Australia May Force Immigrants to Live in Rural Areas Outside of Sydney and Melbourne

The Australian government is proposing to make immigrants settle outside of Melbourne and Sydney to ease congestion in the country’s two biggest cities and boost regional growth.

The proposal would mean that visas would be granted to immigrants on condition that they live in other parts of the country, at least temporarily.

Alan Tudge, Australia’s minister for cities, urban infrastructure and population, said smaller states in other parts of the country “were crying out for more workers.”

“The key issue here is the distribution of the growth rather than the growth number," Tudge told ABC Breakfast on Tuesday.

"If we had a better distribution of the growth, we wouldn't have quite the same pressure that we have on Melbourne and Sydney and southeast Queensland."

Melbourne and Sydney make up about 40 percent of the country’s 25 million population. Figures from the World Bank state that Australia’s population grew by 1.6 percent last year, relatively high by Organisation for Economic Co-operation and Development (OECD) standards, with Sydney and Melbourne expected to hit 8 million residents by 2030.

GettyImages-461390094 The Sydney Opera House, pictured on January 12, 2015. The Australian government is proposing that immigrants settle outside of cities such as Melbourne and Sydney. The plan would boost regional growth and ease congestion in the country’s most populous cities, the government says.

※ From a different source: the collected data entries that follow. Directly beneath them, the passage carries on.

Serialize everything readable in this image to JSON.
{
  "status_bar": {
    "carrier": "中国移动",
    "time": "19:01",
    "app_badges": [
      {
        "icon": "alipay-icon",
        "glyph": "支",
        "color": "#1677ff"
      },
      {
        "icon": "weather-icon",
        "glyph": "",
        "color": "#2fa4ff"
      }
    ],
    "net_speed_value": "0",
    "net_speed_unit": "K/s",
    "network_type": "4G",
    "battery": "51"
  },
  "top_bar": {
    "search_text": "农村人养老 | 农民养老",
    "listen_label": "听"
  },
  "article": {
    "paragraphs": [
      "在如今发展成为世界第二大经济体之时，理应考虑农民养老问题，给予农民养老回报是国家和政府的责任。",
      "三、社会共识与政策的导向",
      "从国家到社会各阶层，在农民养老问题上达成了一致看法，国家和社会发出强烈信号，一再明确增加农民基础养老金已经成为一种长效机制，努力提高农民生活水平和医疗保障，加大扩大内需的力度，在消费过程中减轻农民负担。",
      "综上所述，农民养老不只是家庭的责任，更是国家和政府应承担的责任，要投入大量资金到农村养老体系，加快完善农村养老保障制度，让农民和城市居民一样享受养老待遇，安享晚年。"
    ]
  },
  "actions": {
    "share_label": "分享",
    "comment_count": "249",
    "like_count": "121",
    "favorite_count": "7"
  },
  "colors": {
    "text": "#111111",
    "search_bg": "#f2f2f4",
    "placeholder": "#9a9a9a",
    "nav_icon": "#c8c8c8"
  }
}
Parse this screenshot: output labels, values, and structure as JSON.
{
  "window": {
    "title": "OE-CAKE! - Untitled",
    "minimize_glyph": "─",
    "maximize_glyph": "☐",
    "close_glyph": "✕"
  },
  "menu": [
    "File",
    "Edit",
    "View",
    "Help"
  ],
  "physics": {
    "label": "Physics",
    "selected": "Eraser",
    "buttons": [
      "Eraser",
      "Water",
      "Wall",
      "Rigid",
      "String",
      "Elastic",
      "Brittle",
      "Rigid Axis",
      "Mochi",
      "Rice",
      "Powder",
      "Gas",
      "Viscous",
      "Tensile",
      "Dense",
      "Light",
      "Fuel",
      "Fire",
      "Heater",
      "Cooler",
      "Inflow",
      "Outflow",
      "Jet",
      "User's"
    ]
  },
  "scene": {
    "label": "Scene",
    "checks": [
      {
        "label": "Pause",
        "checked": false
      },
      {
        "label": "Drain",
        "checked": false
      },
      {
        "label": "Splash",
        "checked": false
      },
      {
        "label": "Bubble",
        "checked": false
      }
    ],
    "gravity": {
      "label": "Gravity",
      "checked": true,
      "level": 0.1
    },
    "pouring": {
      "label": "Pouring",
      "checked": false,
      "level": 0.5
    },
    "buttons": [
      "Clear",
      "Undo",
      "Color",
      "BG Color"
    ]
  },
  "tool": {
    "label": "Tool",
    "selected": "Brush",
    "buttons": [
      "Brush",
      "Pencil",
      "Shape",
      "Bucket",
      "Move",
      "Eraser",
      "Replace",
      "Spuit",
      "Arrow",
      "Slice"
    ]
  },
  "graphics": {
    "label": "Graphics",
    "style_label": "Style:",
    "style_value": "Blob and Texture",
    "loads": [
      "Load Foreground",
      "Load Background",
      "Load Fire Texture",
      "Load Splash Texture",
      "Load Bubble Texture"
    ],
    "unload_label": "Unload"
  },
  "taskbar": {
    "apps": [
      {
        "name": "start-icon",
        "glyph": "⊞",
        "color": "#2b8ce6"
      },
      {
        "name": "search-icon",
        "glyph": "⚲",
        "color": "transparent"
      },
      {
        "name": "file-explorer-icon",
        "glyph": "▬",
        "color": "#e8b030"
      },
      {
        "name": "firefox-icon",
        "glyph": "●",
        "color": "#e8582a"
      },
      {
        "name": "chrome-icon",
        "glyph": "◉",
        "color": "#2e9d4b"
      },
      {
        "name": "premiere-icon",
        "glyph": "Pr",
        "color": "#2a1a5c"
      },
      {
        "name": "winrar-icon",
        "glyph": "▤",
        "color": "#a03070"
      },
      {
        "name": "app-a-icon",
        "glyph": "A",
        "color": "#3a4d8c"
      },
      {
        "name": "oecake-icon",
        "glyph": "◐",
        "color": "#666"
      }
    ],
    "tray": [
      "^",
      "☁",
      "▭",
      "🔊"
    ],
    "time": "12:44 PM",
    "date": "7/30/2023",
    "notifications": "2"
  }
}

Getty

Tudge said that apart from a family reunion, such as an immigrant marrying an Australian or an employer sponsoring a foreigner, at the moment "there is no geographical requirement for a newly arrived migrant."

But population experts have raised questions over the proposal, which the country’s opposition Labor party has said lacks detail.

Labor spokesman Brendan O’Connor said that unemployment was very high in many parts of regional Australia. “So the idea that you would direct people coming through the immigration processes to regions where there’s already high unemployment could compound a problem, not make it better,” he said, according to the Guardian.

Roman Quaedvlieg, the former former Australian Border Force commissioner, said it was doubtful that such a policy could be enforced. He tweeted: “Imposition of the visa condition is the easy part. Enforcement will be harder. Migrants will gravitate to opportunities and amenities in cities. It’s not possible to police the condition without substantial resources, both identifying breaches and sanctioning them.”

Professor Jock Collins from the University of Technology told the BBC: "There is a strong argument for the government to redirect new migrants to the bush…but there needs to be sufficient employment for them, and that's the big Achilles heel of the whole idea.”

Professor Peter McDonald, a demographer at the University of Melbourne, said the issue extended beyond migration. "In Australia, the population growth has run ahead of infrastructure. We have been slow to put in the appropriate systems such as public transport networks that are needed for large cities," he told the BBC.